Recreational Activities - Ancient Bristlecone Pine Forest
Your Visit to the Bristlecone Pine Forest
![[Photo]: Bristlecone Pine Forest Visitors Center](images/drama.jpg)
Ancient Bristlecone Pine
Land of the Ancients - The
Trees that Rewrote History
Standing as ancient sentinels
high atop the White Mountains of the Inyo National Forest, the Great
Basin Bristlecone Pines rank as the oldest trees in the world and
have achieved immense scientific, cultural and scenic importance.
While the oldest trees are found in the mountains of Eastern California,
Great Basin Bristlecone Pine (Pinus longaeva) are scattered throughout
the high mountain regions of Nevada and to a lesser extent, Utah.
A cousin, the Rocky Mountain Bristlecone Pine (Pinus aristata),
is located throughout the eastern Rocky Mountain region in Colorado
and New Mexico. An isolated population of the aristata is also located
near Flagstaff, Arizona. A third member of the bristlecone pine
family, the Sierra Foxtail pine (Pinus balfouriana) is located in
the southern Sierra range and in isolated groves in northern California.
Originally classified as a foxtail pine because of the needle arrangement
(like a cat or fox's tail), these trees were redesignated
in the late 1800's and named bristlecone due to the long prickly
"bristle" on the immature cone. In 1963, Dr. Dana K. Bailey
determined that there were significant genetic and physical differences
between the bristlecones in the Great Basin and those in the Rocky
Mountains. His research efforts resulted in another redesignation
into two separate species named bristlecone: the Rocky Mountain
Bristlecone Pine and the Great Basin Bristlecone Pine.
In
the White Mountains, the ancient bristlecone pines seem to show
a preference for growing on the white, rocky soil that gives the
name to this mountain range.
This is Dolomite, a type of limestone created under the warm,
shallow, inland sea that once covered this area. This Dolomite is
very alkaline in soil chemistry and thus makes for very challenging
growing conditions: precisely why the oldest trees are found here.

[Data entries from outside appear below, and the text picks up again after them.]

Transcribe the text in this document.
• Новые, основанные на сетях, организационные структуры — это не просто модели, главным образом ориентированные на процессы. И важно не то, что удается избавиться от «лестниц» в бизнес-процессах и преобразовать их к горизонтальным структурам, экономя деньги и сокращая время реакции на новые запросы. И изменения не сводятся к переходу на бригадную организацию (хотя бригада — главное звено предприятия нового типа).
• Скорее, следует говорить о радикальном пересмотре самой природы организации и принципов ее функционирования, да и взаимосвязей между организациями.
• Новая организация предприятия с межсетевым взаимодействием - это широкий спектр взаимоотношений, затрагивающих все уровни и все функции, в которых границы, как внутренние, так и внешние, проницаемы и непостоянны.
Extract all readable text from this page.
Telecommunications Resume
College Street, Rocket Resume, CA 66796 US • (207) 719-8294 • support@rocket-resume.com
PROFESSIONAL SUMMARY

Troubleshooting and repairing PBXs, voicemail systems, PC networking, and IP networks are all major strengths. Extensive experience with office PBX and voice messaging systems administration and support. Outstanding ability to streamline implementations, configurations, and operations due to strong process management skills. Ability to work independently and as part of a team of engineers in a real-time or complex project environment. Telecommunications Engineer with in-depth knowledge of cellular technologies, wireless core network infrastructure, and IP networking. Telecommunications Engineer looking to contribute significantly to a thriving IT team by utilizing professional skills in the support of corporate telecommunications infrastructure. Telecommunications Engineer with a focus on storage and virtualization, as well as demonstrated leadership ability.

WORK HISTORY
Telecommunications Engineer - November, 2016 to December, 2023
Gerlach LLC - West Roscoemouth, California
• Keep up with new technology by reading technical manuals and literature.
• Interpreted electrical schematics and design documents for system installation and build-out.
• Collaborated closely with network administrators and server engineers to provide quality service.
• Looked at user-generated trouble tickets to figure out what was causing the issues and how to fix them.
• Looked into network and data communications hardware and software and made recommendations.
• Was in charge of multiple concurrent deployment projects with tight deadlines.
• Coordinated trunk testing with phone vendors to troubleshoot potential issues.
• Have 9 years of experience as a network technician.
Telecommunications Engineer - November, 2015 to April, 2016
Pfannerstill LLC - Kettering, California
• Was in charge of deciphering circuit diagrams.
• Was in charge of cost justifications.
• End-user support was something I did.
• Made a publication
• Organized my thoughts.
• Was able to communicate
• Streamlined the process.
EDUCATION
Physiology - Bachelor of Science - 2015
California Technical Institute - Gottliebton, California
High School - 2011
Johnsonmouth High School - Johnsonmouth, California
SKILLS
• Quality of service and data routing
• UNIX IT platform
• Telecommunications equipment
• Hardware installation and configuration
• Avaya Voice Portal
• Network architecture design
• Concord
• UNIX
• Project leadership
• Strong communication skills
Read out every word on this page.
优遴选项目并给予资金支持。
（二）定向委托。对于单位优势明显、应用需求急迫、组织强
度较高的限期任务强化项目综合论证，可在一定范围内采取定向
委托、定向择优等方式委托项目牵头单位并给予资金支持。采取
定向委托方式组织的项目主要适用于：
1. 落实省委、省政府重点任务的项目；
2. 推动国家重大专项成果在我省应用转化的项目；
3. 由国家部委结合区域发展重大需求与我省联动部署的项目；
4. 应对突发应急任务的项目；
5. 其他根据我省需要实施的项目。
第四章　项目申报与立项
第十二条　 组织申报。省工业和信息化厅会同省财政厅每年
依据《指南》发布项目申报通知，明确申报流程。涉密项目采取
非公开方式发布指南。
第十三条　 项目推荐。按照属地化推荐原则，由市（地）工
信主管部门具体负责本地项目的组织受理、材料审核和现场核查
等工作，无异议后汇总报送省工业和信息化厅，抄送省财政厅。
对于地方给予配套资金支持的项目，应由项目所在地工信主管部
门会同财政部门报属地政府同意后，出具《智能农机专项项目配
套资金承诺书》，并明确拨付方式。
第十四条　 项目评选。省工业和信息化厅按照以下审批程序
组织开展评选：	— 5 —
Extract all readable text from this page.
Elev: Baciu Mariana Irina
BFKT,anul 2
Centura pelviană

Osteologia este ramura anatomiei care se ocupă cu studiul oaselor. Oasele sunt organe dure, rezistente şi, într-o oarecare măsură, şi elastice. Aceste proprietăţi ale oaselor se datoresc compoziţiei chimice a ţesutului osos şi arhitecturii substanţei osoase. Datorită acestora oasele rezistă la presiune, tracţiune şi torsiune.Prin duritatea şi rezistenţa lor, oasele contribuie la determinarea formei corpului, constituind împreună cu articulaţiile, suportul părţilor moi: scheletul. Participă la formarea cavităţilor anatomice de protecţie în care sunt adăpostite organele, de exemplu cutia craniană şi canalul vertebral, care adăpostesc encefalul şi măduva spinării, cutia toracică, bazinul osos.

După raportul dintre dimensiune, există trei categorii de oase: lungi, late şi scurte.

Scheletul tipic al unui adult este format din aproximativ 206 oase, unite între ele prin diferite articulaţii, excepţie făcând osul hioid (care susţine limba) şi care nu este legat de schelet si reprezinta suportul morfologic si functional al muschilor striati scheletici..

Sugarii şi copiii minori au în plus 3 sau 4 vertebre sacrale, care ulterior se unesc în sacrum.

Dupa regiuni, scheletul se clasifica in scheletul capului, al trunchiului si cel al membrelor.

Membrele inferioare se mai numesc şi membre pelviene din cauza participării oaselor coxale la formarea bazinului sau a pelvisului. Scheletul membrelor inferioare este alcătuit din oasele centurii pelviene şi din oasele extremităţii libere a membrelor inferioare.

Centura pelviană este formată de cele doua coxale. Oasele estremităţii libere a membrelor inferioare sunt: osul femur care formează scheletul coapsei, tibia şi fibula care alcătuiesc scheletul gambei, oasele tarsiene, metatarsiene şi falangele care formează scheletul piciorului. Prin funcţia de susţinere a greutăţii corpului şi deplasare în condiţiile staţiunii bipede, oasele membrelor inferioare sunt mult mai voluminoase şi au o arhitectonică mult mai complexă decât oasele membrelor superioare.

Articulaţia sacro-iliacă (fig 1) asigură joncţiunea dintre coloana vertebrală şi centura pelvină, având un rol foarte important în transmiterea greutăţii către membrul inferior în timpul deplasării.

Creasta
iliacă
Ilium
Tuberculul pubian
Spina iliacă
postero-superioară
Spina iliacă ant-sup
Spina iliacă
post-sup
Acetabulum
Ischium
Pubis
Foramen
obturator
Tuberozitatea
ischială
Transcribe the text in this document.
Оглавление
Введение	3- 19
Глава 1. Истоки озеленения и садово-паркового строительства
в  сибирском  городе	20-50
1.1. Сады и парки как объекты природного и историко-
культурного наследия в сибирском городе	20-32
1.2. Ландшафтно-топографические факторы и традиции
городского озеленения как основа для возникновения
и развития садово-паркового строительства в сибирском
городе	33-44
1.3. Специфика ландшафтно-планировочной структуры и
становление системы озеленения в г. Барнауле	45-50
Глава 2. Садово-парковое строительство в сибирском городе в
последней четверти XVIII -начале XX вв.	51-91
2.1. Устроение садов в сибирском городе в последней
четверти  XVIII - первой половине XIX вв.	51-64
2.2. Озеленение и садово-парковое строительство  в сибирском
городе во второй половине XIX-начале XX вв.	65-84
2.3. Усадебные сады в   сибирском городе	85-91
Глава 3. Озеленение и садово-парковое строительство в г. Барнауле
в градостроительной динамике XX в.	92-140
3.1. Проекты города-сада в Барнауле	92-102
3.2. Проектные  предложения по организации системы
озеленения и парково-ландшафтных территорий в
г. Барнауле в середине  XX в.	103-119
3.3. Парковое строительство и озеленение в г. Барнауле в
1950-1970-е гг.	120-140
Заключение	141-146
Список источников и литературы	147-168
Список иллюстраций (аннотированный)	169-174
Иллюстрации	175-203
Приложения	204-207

The bristlecone pines don't actually "prefer" this
soil type. Other plant species have a very difficult time growing
in it and the bristlecones, because they have adapted to this high
alkalinity, have a chance to get established and grow in a near
competition-free environment. In other areas, such as the Great
Basin National Park, bristlecones have established themselves on
soil types that are equally inhospitable to all but the most hearty
of survivors: the ancient bristlecone pines
Every year, trees produce a new layer of wood just under the bark.
During a dormant period, or time of slower growth, a narrow band
of dark wood is produced which when added to the lighter colored
"summer growth", produces what we see as a distinguishable
tree ring. In wet years, the width of this layer of new wood is
usually wider than in years of drought. The bristlecone pines are
known as great recorders of these climatic variances due to their
high sensitivity to changes in annual precipitation. Scientists
who study and research tree-ring patterns are known as dendrochronologists;
they are called dendroclimatologists if they specialize in climate
research through tree-ring records.
Researchers use a device called an increment borer to extract
a small cross-section of a tree. This sample provides a look at
each tree ring and enables scientists to determine both the age
of the tree and the pattern of its growth. There are many trees
in the bristlecone pine forest of the White Mountains that exceed
4000 years of age, and are still growing!
Bristlecone
pine wood that has fallen to the ground can remain intact for thousands
of years in the cold, dry climate of the White Mountains. Using
a cross-dating technique that overlaps tree-ring patterns of living
trees with the still intact patterns of dead wood, scientists have
assembled a continuous tree-ring chronology extending nearly 10,000
years. This bristlecone pine chronology, developed here in the White
Mountains by University of Arizona researchers and Dr. Henry Michael
of the University of Pennsylvania is the longest in the world and
provides an unequaled look into past climatic and environmental
conditions.
For many years now, scientists, archeologists, and historians have
relied on a dating system known as radiocarbon dating. It was discovered
back in the 1960's that this process was flawed and needed
to be calibrated. The wood from bristlecone pines helped correct
this process by providing samples that could be precisely dated.
Scientists dated these samples by counting their growth rings; they
then measured the amount of carbon-14 (C-14) in those same samples.
They discovered that the radiocarbon dating process was providing
dates that were "too young" and established a calibration
factor to correct the dating process.
Faulty C-14 data obtained before the bristlecone pine calibration
was then re-examined and corrected. Archeologists found that some
artifacts discovered in Europe were actually 1000 years or older
than previously thought. This revision of archeological site dates
led historians to a reinterpretation of cultural diffusion throughout
the Mediterranean and European areas. Because the bristlecone pines
of this grove provided the wood to recalibrate the radiocarbon dating
method, they have become known as the trees that rewrote history.